Leo Novak

Biographical details
- Born: September 28, 1890 Cedar Rapids, Iowa, U.S.
- Died: September 17, 1961 (aged 70) Washington, D.C., U.S.
- Education: Coe College

Coaching career (HC unless noted)

Men's basketball
- 1916–1917: Exira HS (IA)
- 1917–1925: Washington HS (IA)
- 1925–1926: Parkersburg HS (WV)
- 1926–1939: Army

Outdoor track
- 1917: Exira HS (IA)
- 1918–1925: Washington HS (IA)
- 1926: Parkersburg HS (WV)
- 1927–1949: Army

Football
- 1916: Exira HS (IA)
- 1917–1924: Washington HS (IA)
- 1925: Parkersburg HS (WV)

Cross country
- 1928–1949: Army

Indoor track
- 1942–1949: Army

Head coaching record
- Overall: 126–61 (.674) (college basketball) 96–24 (.800) (college outdoor track) 93–28 (.769) (college cross country) 11–2 (.846) (college indoor track)

Accomplishments and honors

Championships
- 1x National Interscholastic Basketball Tournament champion (1921) 2x Stagg national interscholastic track meet champion (1922, 1924) 1x High school football national champion (1924)

= Leo Novak =

American basketball coach (1890–1961)

Leo Vencil Novak (September 28, 1890 – September 17, 1961) was an American coach who was the men's basketball, track, and cross country coach at the United States Military Academy. He previously won national championships in basketball, track, and football at Washington High School in Cedar Rapids, Iowa.

==Early life==
Novak was born in Cedar Rapids on September 28, 1890. He competed in football, basketball, and track at Washington High School and Coe College. He was captain of Coe's 1915 football team.

==Coaching==
After graduating from Coe, Novak spent one year as a physical education instructor and coach at Exira High School in Exira, Iowa. From 1917 to 1925, he coached basketball, football, and track at Washington High School. His football teams won 6 championships and were declared national champions of 1924 by Simon Lyons. His 1920–21 basketball team won the 1921 National Interscholastic Basketball Tournament and his 1922 and 1924 track teams won the Stagg national interscholastic meet. He developed Frank Cuhel, who broke the National Collegiate Athletic Association record in the low hurdles at the 1928 championships. In 1925, Novak left WHS to become the director of athletics at Parkersburg High School in Parkersburg, West Virginia.
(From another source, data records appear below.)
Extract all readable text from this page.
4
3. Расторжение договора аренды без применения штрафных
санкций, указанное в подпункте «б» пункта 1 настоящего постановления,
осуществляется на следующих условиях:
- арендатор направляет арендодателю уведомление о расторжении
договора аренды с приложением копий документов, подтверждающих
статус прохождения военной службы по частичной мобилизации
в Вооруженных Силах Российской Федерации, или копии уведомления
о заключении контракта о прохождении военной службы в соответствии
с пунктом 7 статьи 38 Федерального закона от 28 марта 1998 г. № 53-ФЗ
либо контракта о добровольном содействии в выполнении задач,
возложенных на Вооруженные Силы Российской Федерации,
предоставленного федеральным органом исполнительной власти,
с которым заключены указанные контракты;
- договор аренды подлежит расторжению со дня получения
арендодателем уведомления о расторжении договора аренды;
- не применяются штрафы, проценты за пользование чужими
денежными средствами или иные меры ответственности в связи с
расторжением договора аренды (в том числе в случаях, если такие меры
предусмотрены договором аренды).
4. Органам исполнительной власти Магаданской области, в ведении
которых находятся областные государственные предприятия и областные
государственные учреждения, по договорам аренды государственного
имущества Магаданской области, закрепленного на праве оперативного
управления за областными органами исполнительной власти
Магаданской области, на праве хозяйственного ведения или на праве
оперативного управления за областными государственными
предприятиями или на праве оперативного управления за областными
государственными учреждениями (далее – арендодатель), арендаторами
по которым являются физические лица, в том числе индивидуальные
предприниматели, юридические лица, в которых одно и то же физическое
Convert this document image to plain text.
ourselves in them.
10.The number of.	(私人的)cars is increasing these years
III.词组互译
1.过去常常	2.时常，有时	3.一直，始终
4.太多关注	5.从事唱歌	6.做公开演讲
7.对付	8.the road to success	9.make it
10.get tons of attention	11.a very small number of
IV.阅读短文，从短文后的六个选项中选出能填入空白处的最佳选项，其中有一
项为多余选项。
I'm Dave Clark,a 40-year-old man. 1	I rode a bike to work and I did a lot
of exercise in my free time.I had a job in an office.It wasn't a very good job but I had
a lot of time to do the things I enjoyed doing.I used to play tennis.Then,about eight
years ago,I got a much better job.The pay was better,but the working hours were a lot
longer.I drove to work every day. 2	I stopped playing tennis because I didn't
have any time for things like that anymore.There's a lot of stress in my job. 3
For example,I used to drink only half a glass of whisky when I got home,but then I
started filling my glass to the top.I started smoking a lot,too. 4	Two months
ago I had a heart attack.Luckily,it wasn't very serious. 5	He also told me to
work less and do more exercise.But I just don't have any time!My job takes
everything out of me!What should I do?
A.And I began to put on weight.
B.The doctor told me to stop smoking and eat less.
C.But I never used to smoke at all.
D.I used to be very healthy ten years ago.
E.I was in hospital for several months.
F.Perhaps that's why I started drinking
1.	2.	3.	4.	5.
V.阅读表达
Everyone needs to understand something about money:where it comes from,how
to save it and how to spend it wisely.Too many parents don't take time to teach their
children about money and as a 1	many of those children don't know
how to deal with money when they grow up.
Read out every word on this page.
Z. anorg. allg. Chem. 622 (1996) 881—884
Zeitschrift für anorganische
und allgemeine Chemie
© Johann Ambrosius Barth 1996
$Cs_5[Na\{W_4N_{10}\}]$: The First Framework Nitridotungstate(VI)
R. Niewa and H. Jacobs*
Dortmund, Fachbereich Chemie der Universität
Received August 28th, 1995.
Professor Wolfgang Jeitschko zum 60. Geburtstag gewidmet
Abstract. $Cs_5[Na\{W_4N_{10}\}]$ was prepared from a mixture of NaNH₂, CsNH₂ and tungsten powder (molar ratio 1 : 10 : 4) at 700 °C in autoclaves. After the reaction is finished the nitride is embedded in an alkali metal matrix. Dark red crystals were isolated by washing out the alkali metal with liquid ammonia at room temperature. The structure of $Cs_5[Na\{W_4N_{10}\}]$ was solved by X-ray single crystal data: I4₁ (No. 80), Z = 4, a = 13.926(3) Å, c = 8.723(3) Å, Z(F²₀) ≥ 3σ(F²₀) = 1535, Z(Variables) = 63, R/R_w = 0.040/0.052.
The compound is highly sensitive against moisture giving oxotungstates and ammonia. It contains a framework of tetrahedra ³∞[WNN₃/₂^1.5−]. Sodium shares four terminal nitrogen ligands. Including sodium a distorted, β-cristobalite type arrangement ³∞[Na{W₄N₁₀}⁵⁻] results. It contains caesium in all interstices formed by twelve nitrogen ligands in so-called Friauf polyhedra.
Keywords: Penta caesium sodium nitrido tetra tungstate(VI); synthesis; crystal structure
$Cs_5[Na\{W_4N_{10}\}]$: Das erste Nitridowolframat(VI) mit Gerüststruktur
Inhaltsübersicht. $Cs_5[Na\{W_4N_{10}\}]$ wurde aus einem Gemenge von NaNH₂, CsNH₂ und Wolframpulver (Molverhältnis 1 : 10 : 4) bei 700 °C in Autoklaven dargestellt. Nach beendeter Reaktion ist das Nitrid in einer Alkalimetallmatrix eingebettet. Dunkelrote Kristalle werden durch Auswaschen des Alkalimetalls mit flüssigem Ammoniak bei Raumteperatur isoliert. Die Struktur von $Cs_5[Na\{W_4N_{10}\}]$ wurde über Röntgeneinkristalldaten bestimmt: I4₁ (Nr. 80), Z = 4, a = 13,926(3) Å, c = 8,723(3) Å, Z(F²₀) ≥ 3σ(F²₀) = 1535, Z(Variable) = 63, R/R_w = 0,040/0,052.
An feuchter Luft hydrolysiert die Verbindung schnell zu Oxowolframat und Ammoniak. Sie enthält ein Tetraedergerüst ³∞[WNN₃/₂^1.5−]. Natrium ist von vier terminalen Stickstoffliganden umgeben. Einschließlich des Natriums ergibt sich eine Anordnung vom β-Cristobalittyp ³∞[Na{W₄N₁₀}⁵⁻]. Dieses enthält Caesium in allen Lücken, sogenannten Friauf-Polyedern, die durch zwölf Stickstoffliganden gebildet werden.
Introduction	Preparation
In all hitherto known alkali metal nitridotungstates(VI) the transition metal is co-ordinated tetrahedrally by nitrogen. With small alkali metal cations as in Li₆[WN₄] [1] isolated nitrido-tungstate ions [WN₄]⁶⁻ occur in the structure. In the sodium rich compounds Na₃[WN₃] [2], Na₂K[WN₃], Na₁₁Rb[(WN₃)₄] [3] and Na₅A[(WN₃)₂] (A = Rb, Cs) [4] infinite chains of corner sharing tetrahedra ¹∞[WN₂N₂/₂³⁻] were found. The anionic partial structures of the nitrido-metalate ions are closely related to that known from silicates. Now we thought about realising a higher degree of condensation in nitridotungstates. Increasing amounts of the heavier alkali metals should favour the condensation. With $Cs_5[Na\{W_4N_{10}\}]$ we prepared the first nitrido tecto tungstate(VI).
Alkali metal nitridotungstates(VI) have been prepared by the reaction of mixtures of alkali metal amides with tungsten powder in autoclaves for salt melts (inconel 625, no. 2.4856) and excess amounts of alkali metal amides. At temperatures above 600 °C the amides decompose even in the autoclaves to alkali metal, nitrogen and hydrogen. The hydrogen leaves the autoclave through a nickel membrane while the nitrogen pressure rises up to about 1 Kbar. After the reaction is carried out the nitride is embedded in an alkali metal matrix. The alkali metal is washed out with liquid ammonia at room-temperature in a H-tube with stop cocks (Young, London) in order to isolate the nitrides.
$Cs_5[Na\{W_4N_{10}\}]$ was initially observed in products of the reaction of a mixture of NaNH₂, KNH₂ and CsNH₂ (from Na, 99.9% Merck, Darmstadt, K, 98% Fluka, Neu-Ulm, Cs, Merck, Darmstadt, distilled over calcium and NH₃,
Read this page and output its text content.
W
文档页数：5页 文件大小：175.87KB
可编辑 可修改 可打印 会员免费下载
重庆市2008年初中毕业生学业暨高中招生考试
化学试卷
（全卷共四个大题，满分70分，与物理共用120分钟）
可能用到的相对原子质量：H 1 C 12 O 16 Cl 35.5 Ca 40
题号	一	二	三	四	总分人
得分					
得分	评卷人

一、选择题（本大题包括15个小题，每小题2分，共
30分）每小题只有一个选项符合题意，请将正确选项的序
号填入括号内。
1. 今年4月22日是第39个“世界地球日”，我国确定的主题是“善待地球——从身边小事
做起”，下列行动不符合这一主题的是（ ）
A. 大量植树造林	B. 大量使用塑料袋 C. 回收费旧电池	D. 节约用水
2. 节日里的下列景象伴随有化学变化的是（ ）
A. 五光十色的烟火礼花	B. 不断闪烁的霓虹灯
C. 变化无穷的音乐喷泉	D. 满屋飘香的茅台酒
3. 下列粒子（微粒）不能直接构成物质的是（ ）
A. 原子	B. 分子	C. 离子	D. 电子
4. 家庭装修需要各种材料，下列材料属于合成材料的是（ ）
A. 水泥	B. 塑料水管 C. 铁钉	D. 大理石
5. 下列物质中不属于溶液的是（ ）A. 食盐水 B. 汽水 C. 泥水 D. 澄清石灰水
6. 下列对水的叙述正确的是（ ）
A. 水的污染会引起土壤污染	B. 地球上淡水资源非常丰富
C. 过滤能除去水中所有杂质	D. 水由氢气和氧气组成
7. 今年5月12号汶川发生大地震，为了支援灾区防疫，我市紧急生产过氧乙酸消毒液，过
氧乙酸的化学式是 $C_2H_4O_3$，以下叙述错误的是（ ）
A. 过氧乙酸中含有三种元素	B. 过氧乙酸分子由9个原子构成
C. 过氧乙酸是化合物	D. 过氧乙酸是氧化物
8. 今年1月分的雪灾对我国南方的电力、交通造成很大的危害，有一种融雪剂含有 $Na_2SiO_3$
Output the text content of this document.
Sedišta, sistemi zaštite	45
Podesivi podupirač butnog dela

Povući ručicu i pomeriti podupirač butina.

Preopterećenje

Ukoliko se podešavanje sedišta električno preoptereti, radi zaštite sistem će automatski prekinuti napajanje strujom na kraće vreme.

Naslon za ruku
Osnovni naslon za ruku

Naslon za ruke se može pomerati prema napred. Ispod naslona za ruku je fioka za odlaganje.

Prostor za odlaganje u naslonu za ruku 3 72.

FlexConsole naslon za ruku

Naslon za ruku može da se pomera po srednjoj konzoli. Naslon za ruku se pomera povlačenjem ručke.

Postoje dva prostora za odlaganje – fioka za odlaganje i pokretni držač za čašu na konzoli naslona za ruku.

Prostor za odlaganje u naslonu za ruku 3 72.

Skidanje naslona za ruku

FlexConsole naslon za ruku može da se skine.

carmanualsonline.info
In 1926, Novak was named track and basketball coach at the United States Military Academy, succeeding Gene Vidal (track) and Ernest Blood (basketball) He became the academy's cross country coach in 1928 and played a pivotal role in the creation of Army's indoor track and field program. His teams won six IC4A championships (three in track and three in cross country). He was replaced as basketball coach in 1939 by Valentine Lentz, but continued to coach Army's track and cross country teams until 1949. He finished with a career record of 126–61 in basketball, 96–24 in outdoor track, 93–28 in cross country, and 11–2 in indoor track. He is Army's all-time wins leader in men's basketball and outdoor track and field.

==Later life==
After leaving West Point, Novak resided in Cornwall-on-Hudson, New York and worked for the New York State Thruway Authority. He retired in 1960. Novak died of cancer at the Walter Reed Army Medical Center on September 17, 1961.